O presidente Luiz Inácio Lula da Silva (PT) vetou por completo, nesta quinta-feira (8), o projeto de lei que previa a redução de penas do ex-presidente Jair Bolsonaro e de outros condenados pelos atos golpistas, incluindo os ataques às sedes dos Três Poderes em 8 de janeiro de 2023. A proposta ficou conhecida no Congresso como PL da Dosimetria.

O veto foi assinado durante uma solenidade no Palácio do Planalto que marcou os três anos das invasões em Brasília. A decisão foi recebida com aplausos pelos participantes do evento.
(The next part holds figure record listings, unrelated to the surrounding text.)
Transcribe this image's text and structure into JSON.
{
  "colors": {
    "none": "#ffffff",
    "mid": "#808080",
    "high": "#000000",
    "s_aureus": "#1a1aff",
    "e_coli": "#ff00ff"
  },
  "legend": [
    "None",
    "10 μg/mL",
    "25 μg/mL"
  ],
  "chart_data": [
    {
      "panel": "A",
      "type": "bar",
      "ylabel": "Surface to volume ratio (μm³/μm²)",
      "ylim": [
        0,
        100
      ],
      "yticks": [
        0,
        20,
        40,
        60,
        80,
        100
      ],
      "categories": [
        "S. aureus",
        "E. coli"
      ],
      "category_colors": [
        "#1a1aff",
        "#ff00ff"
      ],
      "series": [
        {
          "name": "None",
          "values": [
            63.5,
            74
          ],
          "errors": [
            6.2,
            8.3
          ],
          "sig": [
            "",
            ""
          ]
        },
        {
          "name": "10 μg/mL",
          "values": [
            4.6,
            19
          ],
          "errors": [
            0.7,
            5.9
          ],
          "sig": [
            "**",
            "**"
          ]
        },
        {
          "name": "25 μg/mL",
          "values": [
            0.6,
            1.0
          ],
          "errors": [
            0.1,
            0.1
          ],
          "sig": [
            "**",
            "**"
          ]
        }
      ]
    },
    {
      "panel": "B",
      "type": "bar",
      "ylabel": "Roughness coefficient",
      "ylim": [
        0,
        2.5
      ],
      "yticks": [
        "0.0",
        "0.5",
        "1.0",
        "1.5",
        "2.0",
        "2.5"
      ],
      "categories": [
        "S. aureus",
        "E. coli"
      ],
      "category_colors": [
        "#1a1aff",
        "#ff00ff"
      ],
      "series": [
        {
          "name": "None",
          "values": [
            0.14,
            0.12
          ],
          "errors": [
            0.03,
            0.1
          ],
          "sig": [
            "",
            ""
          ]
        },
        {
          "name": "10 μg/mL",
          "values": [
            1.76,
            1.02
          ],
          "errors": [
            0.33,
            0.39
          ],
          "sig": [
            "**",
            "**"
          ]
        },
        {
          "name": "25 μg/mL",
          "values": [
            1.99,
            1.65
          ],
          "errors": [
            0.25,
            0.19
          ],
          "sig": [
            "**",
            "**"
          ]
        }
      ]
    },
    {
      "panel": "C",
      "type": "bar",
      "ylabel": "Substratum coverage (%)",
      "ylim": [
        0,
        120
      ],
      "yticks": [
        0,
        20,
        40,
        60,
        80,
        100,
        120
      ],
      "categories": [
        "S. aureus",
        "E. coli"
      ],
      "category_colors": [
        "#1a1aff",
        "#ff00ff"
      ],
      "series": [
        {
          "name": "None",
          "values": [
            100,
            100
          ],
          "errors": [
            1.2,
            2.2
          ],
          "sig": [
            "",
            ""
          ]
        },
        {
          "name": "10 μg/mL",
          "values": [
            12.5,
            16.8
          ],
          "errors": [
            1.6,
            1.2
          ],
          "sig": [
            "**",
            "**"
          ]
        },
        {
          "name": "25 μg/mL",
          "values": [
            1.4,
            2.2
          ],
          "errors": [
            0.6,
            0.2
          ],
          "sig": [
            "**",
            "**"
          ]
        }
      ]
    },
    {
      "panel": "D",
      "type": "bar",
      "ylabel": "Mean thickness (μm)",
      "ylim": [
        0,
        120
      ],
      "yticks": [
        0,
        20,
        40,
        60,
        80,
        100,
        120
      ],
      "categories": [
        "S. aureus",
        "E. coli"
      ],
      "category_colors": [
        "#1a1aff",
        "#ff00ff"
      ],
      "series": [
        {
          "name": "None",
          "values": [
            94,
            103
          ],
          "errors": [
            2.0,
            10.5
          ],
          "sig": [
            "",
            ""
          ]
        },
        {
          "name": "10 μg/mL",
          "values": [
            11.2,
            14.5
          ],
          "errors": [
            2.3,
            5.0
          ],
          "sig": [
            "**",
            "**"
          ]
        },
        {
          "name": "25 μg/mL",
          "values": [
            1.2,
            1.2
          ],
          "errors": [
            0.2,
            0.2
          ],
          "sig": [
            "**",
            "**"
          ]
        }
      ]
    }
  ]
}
A matéria havia sido aprovada pela Câmara dos Deputados e pelo Senado no fim do ano passado. O texto abria caminho para diminuir punições impostas a Bolsonaro, a réus apontados como integrantes do chamado “núcleo central” da tentativa de golpe, além de envolvidos diretamente nos episódios de vandalismo do 8 de Janeiro.

Apesar da reação política, o veto não causou surpresa entre parlamentares. Desde o avanço do projeto no Congresso, Lula vinha afirmando publicamente que barraria a proposta, por avaliar que ela poderia beneficiar aliados políticos e enfraquecer a responsabilização pelos ataques à democracia.

Mesmo com o veto presidencial, a decisão ainda pode ser revertida pelo Congresso Nacional. Pela Constituição, deputados e senadores têm a prerrogativa de manter ou derrubar o veto em sessão conjunta.

O que previa o texto barrado

O projeto aprovado pelos parlamentares estabelecia mudanças na aplicação de penas para crimes contra o Estado Democrático de Direito. Entre os principais pontos, estavam:

criação de regras para acelerar a progressão de regime de condenados por esses crimes;

possibilidade de redução de até dois terços da pena para envolvidos considerados “vândalos comuns” nos atos de 8 de janeiro;

previsão de que o crime de tentativa de golpe de Estado absorvesse o de tentativa de abolição do Estado Democrático, quando houvesse condenação simultânea.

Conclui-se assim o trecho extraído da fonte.